Digital Difference consists of a mechanically knitted textile. The knitting machines if fed information by punchcard. Perforations on this card denote data to direct a single thread, pulled back and forth over the machine, to create a surface. The knit archives the perforation through tucked (missed) stitches along the interweaved surface.
The machine is fed data by human and given motion by human. These functions were historically gendered; The computer was once female. Computer was a job title, the individual who “computed” data. Before the computer as machine or as labourer existed, its antecedents were found in textile mills. Gendered divisions of library preceded and produced an industrial logic based in binaries; Male:Female, zero:one. The man inputted the data, the woman inputted the movement.

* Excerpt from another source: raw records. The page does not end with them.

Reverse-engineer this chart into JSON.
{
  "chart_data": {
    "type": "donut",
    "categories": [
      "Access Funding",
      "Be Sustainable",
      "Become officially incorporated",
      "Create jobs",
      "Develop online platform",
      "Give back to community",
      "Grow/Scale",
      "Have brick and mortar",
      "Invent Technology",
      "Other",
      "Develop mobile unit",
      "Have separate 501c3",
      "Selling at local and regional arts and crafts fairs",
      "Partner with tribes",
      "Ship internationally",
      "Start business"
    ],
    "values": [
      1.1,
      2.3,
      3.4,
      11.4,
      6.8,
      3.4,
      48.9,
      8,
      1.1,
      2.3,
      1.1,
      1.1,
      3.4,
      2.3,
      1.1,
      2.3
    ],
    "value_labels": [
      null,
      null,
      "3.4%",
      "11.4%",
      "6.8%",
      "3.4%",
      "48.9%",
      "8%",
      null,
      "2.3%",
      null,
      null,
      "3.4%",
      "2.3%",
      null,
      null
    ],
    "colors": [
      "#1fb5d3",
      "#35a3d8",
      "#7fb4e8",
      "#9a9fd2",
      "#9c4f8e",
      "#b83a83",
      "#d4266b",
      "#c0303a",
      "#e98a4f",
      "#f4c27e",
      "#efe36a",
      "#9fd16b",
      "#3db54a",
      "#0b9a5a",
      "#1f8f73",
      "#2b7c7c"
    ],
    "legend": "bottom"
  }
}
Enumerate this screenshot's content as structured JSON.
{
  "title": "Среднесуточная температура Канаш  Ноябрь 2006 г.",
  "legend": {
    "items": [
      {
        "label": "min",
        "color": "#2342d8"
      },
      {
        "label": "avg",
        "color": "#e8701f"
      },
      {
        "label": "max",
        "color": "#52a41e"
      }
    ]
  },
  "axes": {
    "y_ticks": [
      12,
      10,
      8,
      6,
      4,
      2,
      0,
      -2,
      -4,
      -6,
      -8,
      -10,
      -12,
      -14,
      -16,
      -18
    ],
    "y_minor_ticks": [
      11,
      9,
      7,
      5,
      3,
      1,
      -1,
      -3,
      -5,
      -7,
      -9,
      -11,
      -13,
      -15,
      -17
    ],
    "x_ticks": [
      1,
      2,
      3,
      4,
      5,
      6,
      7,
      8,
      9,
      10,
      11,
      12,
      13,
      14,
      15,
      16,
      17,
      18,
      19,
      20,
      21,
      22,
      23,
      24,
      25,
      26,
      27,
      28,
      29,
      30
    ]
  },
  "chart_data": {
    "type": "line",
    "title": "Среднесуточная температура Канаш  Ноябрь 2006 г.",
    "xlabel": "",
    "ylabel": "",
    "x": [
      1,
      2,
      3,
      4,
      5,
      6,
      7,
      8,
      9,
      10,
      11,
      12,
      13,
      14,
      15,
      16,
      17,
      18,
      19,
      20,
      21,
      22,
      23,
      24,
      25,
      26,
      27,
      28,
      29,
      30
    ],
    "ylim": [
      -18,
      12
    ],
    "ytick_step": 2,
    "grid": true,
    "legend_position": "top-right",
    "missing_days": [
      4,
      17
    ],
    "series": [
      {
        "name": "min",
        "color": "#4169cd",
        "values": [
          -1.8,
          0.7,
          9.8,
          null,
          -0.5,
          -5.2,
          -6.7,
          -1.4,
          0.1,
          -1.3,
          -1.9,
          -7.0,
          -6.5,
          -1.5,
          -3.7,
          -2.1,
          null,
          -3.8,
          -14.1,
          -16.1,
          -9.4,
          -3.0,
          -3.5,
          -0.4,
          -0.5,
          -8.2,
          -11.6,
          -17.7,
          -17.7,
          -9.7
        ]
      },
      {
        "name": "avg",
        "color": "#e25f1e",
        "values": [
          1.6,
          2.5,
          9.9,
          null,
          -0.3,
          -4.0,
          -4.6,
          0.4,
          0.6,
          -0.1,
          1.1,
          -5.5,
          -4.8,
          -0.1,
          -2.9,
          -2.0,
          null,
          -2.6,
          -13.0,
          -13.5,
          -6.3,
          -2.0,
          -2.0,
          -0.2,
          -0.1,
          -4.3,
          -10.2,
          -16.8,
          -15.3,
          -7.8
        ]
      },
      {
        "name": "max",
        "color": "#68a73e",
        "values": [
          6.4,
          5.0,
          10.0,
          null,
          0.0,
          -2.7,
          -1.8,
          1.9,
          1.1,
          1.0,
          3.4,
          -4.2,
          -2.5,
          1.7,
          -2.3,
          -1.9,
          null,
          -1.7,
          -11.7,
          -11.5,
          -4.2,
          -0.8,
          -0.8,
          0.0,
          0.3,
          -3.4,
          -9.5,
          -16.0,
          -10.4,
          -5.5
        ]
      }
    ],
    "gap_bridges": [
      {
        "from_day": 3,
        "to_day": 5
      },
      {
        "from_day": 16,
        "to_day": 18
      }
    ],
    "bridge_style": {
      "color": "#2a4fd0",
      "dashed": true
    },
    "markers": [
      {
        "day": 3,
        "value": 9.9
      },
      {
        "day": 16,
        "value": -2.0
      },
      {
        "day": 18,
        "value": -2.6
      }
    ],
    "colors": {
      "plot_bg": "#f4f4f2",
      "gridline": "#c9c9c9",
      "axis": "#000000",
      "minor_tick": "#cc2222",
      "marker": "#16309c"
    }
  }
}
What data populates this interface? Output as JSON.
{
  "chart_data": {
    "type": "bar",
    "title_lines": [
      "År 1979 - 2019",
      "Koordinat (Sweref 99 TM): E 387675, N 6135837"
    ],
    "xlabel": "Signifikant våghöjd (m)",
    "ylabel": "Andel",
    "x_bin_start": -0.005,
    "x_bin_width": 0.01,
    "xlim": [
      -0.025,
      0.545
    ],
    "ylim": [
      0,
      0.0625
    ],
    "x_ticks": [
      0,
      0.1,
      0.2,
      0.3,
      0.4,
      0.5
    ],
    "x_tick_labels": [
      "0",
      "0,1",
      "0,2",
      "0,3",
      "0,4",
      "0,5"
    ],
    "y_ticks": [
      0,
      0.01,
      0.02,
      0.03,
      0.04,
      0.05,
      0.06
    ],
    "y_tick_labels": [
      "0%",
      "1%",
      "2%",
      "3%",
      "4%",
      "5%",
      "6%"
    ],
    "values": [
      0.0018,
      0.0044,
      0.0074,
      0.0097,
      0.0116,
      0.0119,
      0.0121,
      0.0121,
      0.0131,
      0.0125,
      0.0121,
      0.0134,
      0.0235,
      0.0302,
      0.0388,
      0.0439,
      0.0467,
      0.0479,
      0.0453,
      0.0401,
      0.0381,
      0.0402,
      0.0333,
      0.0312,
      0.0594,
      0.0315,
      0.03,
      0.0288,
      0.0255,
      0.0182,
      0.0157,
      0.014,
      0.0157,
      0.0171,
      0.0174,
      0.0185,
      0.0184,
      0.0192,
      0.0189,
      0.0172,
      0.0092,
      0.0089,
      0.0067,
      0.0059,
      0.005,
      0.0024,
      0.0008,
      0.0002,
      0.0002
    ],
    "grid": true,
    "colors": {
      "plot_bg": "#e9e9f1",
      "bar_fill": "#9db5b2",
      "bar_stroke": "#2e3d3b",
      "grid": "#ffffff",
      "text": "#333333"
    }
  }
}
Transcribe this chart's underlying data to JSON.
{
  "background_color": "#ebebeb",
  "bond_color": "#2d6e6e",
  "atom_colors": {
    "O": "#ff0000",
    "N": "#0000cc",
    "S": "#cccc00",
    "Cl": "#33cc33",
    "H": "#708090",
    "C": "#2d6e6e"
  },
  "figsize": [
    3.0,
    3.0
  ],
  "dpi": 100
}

The knit takes a binary, of present card and absent holes, and synthesises this through its singular yarn. Data has been computed into it, I as the computer and as the labourer. This binary data is read into the knit, but stresses the discretion of binary rhetoric. The output is queered by its source material - myriad fibres coalescing about themselves as one thread, entwined to create a surface of knits, in which 2 states of data can manifest, not as 0 or 1, but as a difference in stitch, a deviation in the fibre’s contortion. The delineation that binary aspires to is enforced through tense contortions, but the subjected substrate does not comply.
Beyond the process, its output appears unintelligible or imperfect. The making and therefore the maker are obscured.